Our own QA teams log every single deviation, whether it’s a minor color change, a yield drop, or a shift in storage performance. Client complaints aren’t brushed off—each triggers both process review and a targeted corrective change. Our technical and sales staff pull in field feedback from users in synthetic labs, pilot plants, and kilo-scale production teams.
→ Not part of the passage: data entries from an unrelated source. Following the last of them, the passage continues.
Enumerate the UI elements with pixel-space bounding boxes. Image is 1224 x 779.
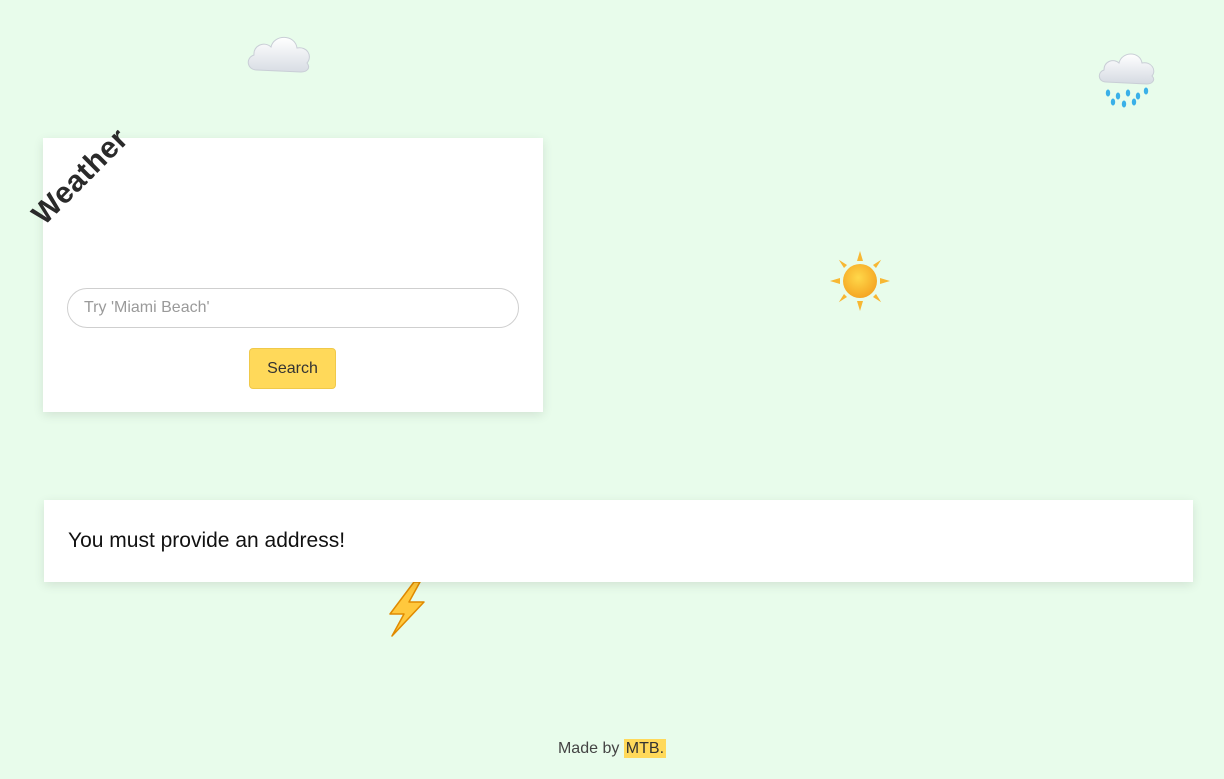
search-button[interactable]: Search (249, 348, 336, 389)
lightning-icon (384, 580, 430, 638)
rain-cloud-icon (1096, 44, 1158, 108)
footer: Made by MTB. (0, 739, 1224, 758)
message-box: You must provide an address! (44, 500, 1193, 582)
error-message: You must provide an address! (68, 529, 346, 552)
sun-icon (829, 250, 891, 312)
footer-made-by: Made by (557, 740, 620, 757)
author-link[interactable]: MTB. (623, 739, 667, 758)
cloud-icon (243, 26, 315, 76)
search-input[interactable] (67, 288, 519, 328)
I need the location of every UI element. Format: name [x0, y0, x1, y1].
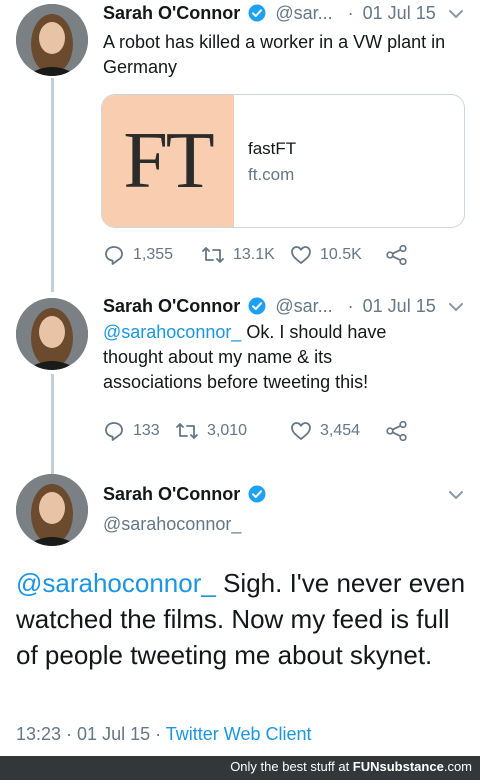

These adjustments have led us to upgrade drying protocols, switch package designs, and tweak final purification steps—all based on hands-on results.
This continuous back-and-forth keeps the compound at the level synthetic chemists demand. Improvement isn’t theoretical, and our in-house R&D team documents the evidence behind every tweak. Every time a customer points to better yields, faster throughput, or easier fractionation, the change closes the loop between bench chemistry and full-scale production.
Manufacturing a halogenated, trifluoromethylated pyridine never entirely escapes challenges. Regulatory requirements grow tighter, solvent recycling faces new scrutiny, and raw material cost spikes turn overnight into planning puzzles. Our approach doesn’t pivot from chasing the lowest input cost—it balances feedstock stability, minimized unplanned impurities, and real-world supply chain resilience. Commodity procurement may tempt some to risk unknown sources or non-vetted traders; our records, built on routine audits and documented compliance with international best practices, keep surprises out of production runs. That vigilance preserves both batch quality and operator safety—no batch heads to blending or packing until the last point checks out.
Beyond our own borders, we engage with both regional and international environmental programs. Our production planning team tracks the pulse of new halogen handling rules years ahead of enforcement. These efforts aren’t just public relations—they form a hard shield against future supply chain interruptions. We’ve also invested in tech upgrades for containment, minimizing neighborhood impact and keeping a step ahead for both emission control and regulatory compliance.
Industries come and go, and so do chemical fads. Pyridine chemistry, especially fluorinated and halogenated variants, continues to shape the evolution of more effective drugs, next-generation crop protections, and increasingly efficient catalysis. From our vantage point as hands-on manufacturers, 2-bromo-5-chloro-3-(trifluoromethyl)pyridine helps scientists leapfrog barriers that traditional chemical building blocks set in place. Each drum leaving our site carries both the results of years of gained experience and the collective knowledge of chemists who never cease to demand more from their starting materials.
Users trust us not just for a catalog listing, but for proven, consistent performance—batch after batch, campaign after campaign. The best-case scenario is when teams never notice the difference between scale-up and bench—because the transition just works. That outcome isn’t a happy accident. It’s the product of experience, adaptation, and the discipline that separates an earnest manufacturer from a speculative trader.
Whether driving a route to a new therapeutic, optimizing an agrochemical active, or simply troubleshooting tough synthetic bottlenecks, the performance and consistency of 2-bromo-5-chloro-3-(trifluoromethyl)pyridine has transformed expectations. Producers face constant, evolving demands, and adapting quickly to those needs marks the difference between routine supply and partnership for progress. Every lot we produce has stories built into it—not about abstract promises, but real results, grounded in hands-on experience.